Ongoing land-use and management changes in various European mountain ecosystems may alter their role as important carbon reservoirs. For soil carbon in particular meaningful data on drivers, stocks and rates is scarce and thus predictive studies on the effect of land-use and management change on carbon stored in mountain ecosystems are highly uncertain. In addition, management is a major control on standing biomass in mountain forests but as for soil carbon, the data base is poor. Reliable data are not only needed for a more substantiated assessment of land-use and management effects on ecosystem carbon storage, but also for developing management recommendations, improved mechanistic modeling and, finally, the corresponding model application in the context of greenhouse gas reporting.
The project will provide carbon stocks and accumulation rates from both measurements and modeling for typical but climatically different mountain ecosystems in four European mountain ranges.
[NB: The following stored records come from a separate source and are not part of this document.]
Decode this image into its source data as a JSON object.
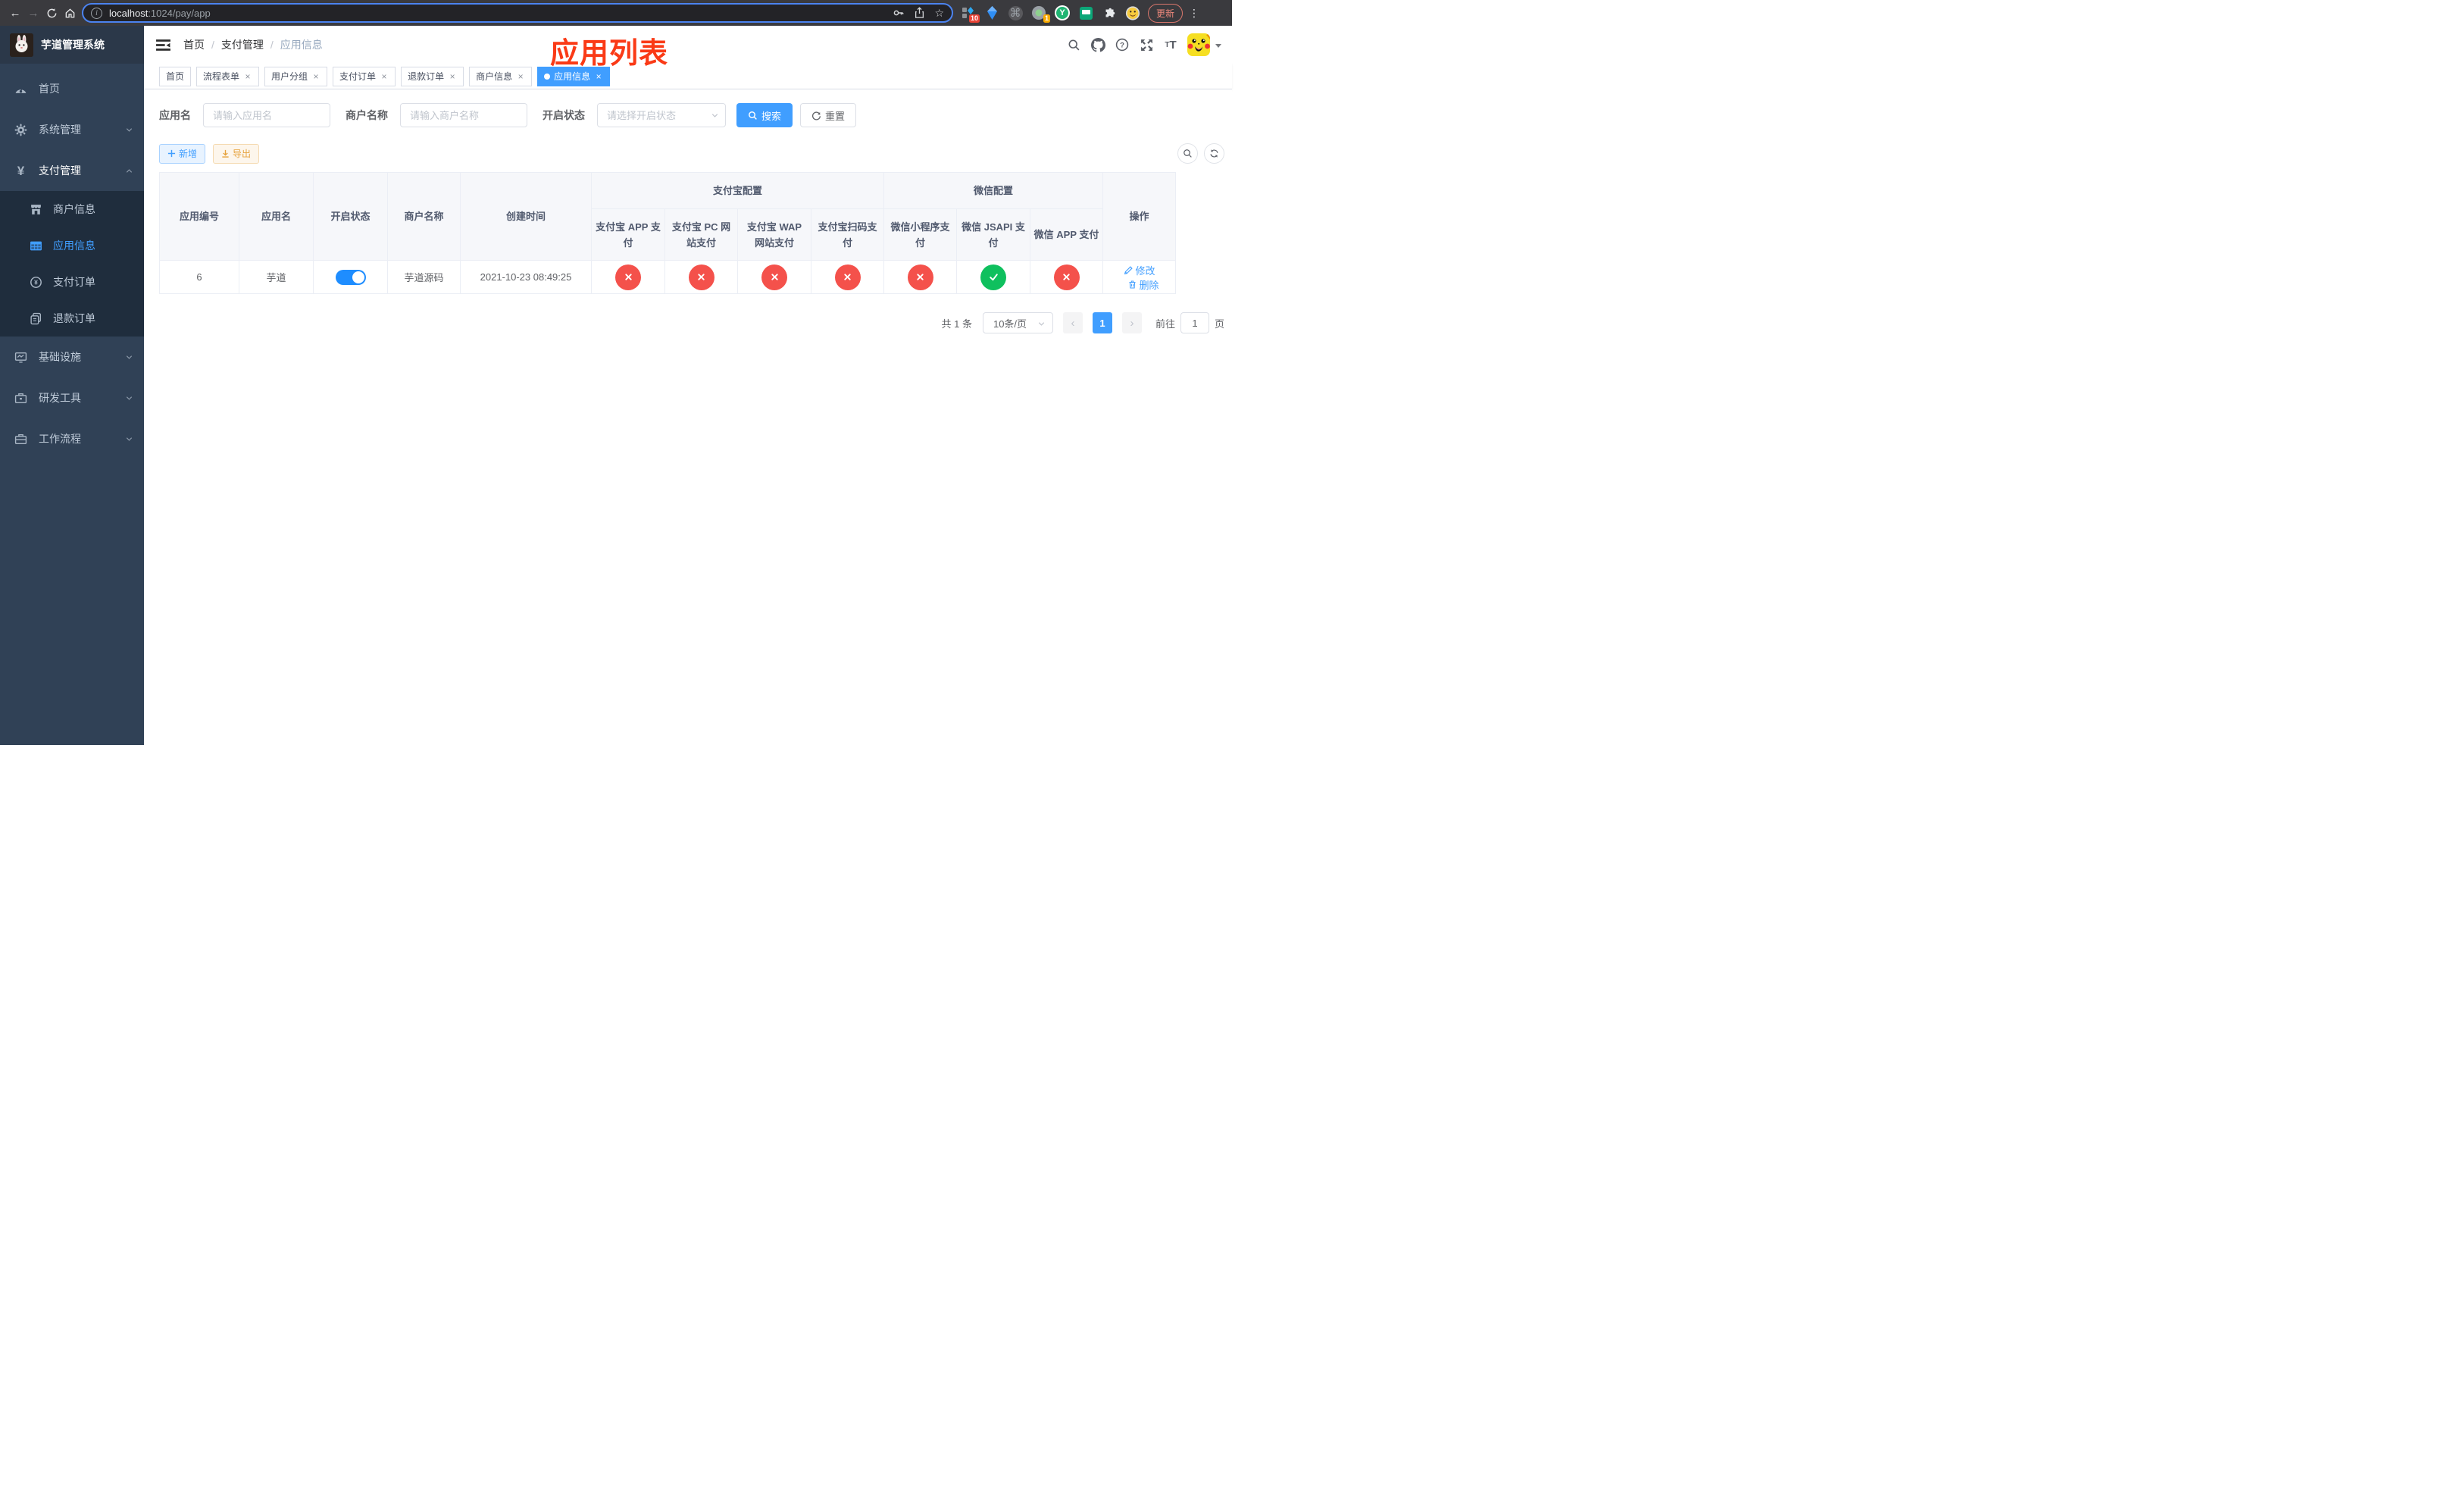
{
  "browser": {
    "url_host": "localhost",
    "url_path": ":1024/pay/app",
    "update_button": "更新",
    "extension_badge_a": "10",
    "extension_badge_b": "1",
    "vue_extension_letter": "Y",
    "command_glyph": "⌘"
  },
  "sidebar": {
    "app_title": "芋道管理系统",
    "menu": [
      {
        "label": "首页"
      },
      {
        "label": "系统管理"
      },
      {
        "label": "支付管理"
      },
      {
        "label": "商户信息"
      },
      {
        "label": "应用信息"
      },
      {
        "label": "支付订单"
      },
      {
        "label": "退款订单"
      },
      {
        "label": "基础设施"
      },
      {
        "label": "研发工具"
      },
      {
        "label": "工作流程"
      }
    ]
  },
  "navbar": {
    "breadcrumb": [
      {
        "label": "首页"
      },
      {
        "label": "支付管理"
      },
      {
        "label": "应用信息"
      }
    ],
    "annotation": "应用列表",
    "font_size_icon_text": "T"
  },
  "tabs": [
    {
      "label": "首页",
      "closable": false,
      "active": false
    },
    {
      "label": "流程表单",
      "closable": true,
      "active": false
    },
    {
      "label": "用户分组",
      "closable": true,
      "active": false
    },
    {
      "label": "支付订单",
      "closable": true,
      "active": false
    },
    {
      "label": "退款订单",
      "closable": true,
      "active": false
    },
    {
      "label": "商户信息",
      "closable": true,
      "active": false
    },
    {
      "label": "应用信息",
      "closable": true,
      "active": true
    }
  ],
  "filters": {
    "app_name_label": "应用名",
    "app_name_placeholder": "请输入应用名",
    "merchant_label": "商户名称",
    "merchant_placeholder": "请输入商户名称",
    "status_label": "开启状态",
    "status_placeholder": "请选择开启状态",
    "search_button": "搜索",
    "reset_button": "重置"
  },
  "toolbar": {
    "add_button": "新增",
    "export_button": "导出"
  },
  "table": {
    "columns": {
      "app_id": "应用编号",
      "app_name": "应用名",
      "status": "开启状态",
      "merchant": "商户名称",
      "created": "创建时间",
      "alipay_group": "支付宝配置",
      "wechat_group": "微信配置",
      "alipay_app": "支付宝 APP 支付",
      "alipay_pc": "支付宝 PC 网站支付",
      "alipay_wap": "支付宝 WAP 网站支付",
      "alipay_qr": "支付宝扫码支付",
      "wechat_lite": "微信小程序支付",
      "wechat_jsapi": "微信 JSAPI 支付",
      "wechat_app": "微信 APP 支付",
      "actions": "操作"
    },
    "rows": [
      {
        "app_id": "6",
        "app_name": "芋道",
        "enabled": true,
        "merchant": "芋道源码",
        "created": "2021-10-23 08:49:25",
        "channels": {
          "alipay_app": false,
          "alipay_pc": false,
          "alipay_wap": false,
          "alipay_qr": false,
          "wechat_lite": false,
          "wechat_jsapi": true,
          "wechat_app": false
        },
        "edit_action": "修改",
        "delete_action": "删除"
      }
    ]
  },
  "pagination": {
    "total": "共 1 条",
    "page_size": "10条/页",
    "current_page": "1",
    "goto_label": "前往",
    "goto_value": "1",
    "page_unit": "页"
  },
  "colors": {
    "accent": "#409eff",
    "success": "#0fc05e",
    "danger": "#f4514b",
    "warning": "#e6a23c",
    "sidebar_bg": "#304156",
    "submenu_bg": "#1f2d3d",
    "annotation": "#fa3a16"
  },
  "icons": [
    "back-icon",
    "forward-icon",
    "reload-icon",
    "home-icon",
    "info-icon",
    "key-icon",
    "share-icon",
    "star-icon",
    "extensions-badge-icon",
    "gem-icon",
    "command-icon",
    "recorder-icon",
    "vue-devtools-icon",
    "chat-icon",
    "puzzle-icon",
    "profile-emoji-icon",
    "kebab-icon",
    "hamburger-icon",
    "search-icon",
    "github-icon",
    "question-icon",
    "fullscreen-icon",
    "font-size-icon",
    "avatar",
    "dashboard-icon",
    "gear-icon",
    "yen-icon",
    "shop-icon",
    "grid-icon",
    "pay-order-icon",
    "refund-icon",
    "monitor-icon",
    "toolbox-icon",
    "workflow-icon",
    "plus-icon",
    "download-icon",
    "refresh-icon",
    "check-icon",
    "cross-icon",
    "edit-icon",
    "delete-icon"
  ]
}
The goal of the proposed research is a quantitative understanding of carbon change rates, their drivers, the implementation of results in to models currently used for national greenhouse gas inventories and, finally, the development of management recommendations for mountain ecosystems with respect to their carbon storage function. We will (i) sample soils and forest floor from well studied experimental adjacent sites differing in land-use (grasslands, forests) as well as experimental management gradients/types within grasslands and forests and make use (ii) of already existing data sets along land-use gradients. Sites span a wide range of edaphic, management, and climatic conditions in the Balkan Mountains, the Rhodope Mountains, Rila Mountains and the Alps. Auxiliary climate data for model application are available. These data will be used to derive carbon change rates for the different activities, information on the stability of sequestered carbon and to formulate management recommendations. Radiocarbon measurements of soil and roots from various sites will be used to derive carbon turnover rates.
The project builds on extensive previous experience with research projects on management, land-use and related carbon sequestration in cropland, grassland, abandonment, and forest ecosystems in the Alps and in Bulgarian mountains. The main deliverables of the project will be:
Knowledge rules, transfer functions and recommendations to policy makers,
Comprehensive data sets that allow for scaling up from the plot to a regional landscape level and thus to settle a close link between model validation, application, and improvement.
Validated mechanistic models to be used in national greenhouse gas reporting, sector land use, land use change and forestry, and
Tools for implementation of both reporting issues and management recommendations in Bulgaria and Switzerland.